# Jameelah



## Tenacross (May 26, 2011)

This is one of my favorite kids from this year. She is out of Nancy D's former doe "Lady Derringer" (LD) and by Status Quo.


----------



## Crossroads Boers (Feb 19, 2011)

She is a beauty for sure! I love the color of her head. Please don't bring her to RWB!! Cause we'll be seeing her pretty rear end the whole show!


----------



## TrinityRanch (Mar 26, 2013)

Status Quo daughter? Wooow she looks a lot like him! And she does have a very pretty color. Nice little girl 

Is she in the keeper pen?


----------



## lanafana (Apr 22, 2013)

Name suits her, she really is "Jameelah" (beautiful) !


----------



## Tenacross (May 26, 2011)

TrinityRanch said:


> Status Quo daughter? Wooow she looks a lot like him! And she does have a very pretty color. Nice little girl  Is she in the keeper pen?


Thanks! For sure we will be keeping her. She's just too cool and fun to look at not to.  Plus my wife and daughter made that call when she was only a few hours old. We will probably keep her full sister too. They are both Purebreds not Fullbloods, so I feel like I couldn't sell either for as much as *I* think they're worth. I'm so sick I'm already planning who to breed them to to take us to Nationals. Ha. My guess is neither is going to be a big show winner, but in my mind they are going to be big, broody, stylish type adults that could produce champions if bred to the right buck. I'm crazy like that.


----------



## nancy d (Oct 5, 2007)

Crossroads Boers said:


> She is a beauty for sure! I love the color of her head. Please don't bring her to RWB!! Cause we'll be seeing her pretty rear end the whole show!


Well put Victoria cept you have to leave a few home yourself cause I dont want to be looking at YOUR doe's rear ends either. Especially in the 3-6mo class. Oh what a word play that could be.

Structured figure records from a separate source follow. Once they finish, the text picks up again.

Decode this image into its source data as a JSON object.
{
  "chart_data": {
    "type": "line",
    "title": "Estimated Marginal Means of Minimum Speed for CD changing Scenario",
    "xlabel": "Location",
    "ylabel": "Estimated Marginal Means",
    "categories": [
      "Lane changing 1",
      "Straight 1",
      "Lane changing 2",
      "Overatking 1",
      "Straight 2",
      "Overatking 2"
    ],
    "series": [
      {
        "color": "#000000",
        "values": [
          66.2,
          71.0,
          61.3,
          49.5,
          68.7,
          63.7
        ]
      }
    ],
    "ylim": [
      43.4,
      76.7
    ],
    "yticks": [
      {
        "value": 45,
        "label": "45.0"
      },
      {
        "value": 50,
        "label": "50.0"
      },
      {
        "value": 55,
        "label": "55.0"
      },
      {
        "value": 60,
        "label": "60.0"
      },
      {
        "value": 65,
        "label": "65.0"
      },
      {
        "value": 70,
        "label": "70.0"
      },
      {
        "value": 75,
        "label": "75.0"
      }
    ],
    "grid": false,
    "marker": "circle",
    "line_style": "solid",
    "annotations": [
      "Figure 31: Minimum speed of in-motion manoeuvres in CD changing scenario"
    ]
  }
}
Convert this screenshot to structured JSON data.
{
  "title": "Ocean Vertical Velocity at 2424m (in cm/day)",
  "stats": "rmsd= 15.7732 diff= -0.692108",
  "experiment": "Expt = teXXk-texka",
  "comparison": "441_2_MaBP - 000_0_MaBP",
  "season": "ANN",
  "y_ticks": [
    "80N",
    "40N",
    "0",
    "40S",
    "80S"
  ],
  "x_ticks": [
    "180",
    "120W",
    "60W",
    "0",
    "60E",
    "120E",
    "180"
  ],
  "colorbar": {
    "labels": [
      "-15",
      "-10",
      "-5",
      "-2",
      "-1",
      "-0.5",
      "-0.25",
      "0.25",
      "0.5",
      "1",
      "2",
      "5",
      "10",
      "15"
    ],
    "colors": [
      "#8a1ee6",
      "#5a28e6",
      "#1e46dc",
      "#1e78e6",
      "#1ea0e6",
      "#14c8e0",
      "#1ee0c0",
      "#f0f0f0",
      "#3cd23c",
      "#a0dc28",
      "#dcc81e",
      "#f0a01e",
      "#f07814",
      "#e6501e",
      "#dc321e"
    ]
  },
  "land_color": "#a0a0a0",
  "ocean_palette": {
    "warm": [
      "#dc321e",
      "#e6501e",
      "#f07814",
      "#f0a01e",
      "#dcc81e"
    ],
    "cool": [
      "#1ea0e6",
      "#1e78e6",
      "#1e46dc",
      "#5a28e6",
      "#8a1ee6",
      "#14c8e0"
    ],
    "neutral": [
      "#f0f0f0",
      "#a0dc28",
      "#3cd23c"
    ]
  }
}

Tim she has great length & width, nice rear too.


----------



## TrinityRanch (Mar 26, 2013)

Tenacross said:


> Thanks! For sure we will be keeping her. She's just too cool and fun to look at not to.  Plus my wife and daughter made that call when she was only a few hours old. We will probably keep her full sister too. They are both Purebreds not Fullbloods, so I feel like I couldn't sell either for as much as *I* think they're worth. I'm so sick I'm already planning who to breed them to to take us to Nationals. Ha. My guess is neither is going to be a big show winner, but in my mind they are going to be big, broody, stylish type adults that could produce champions if bred to the right buck. I'm crazy like that.


No, I totally agree! Breed them up and they will go far. I think there is nothing stopping any of the kids that you have shared from being great Boers


----------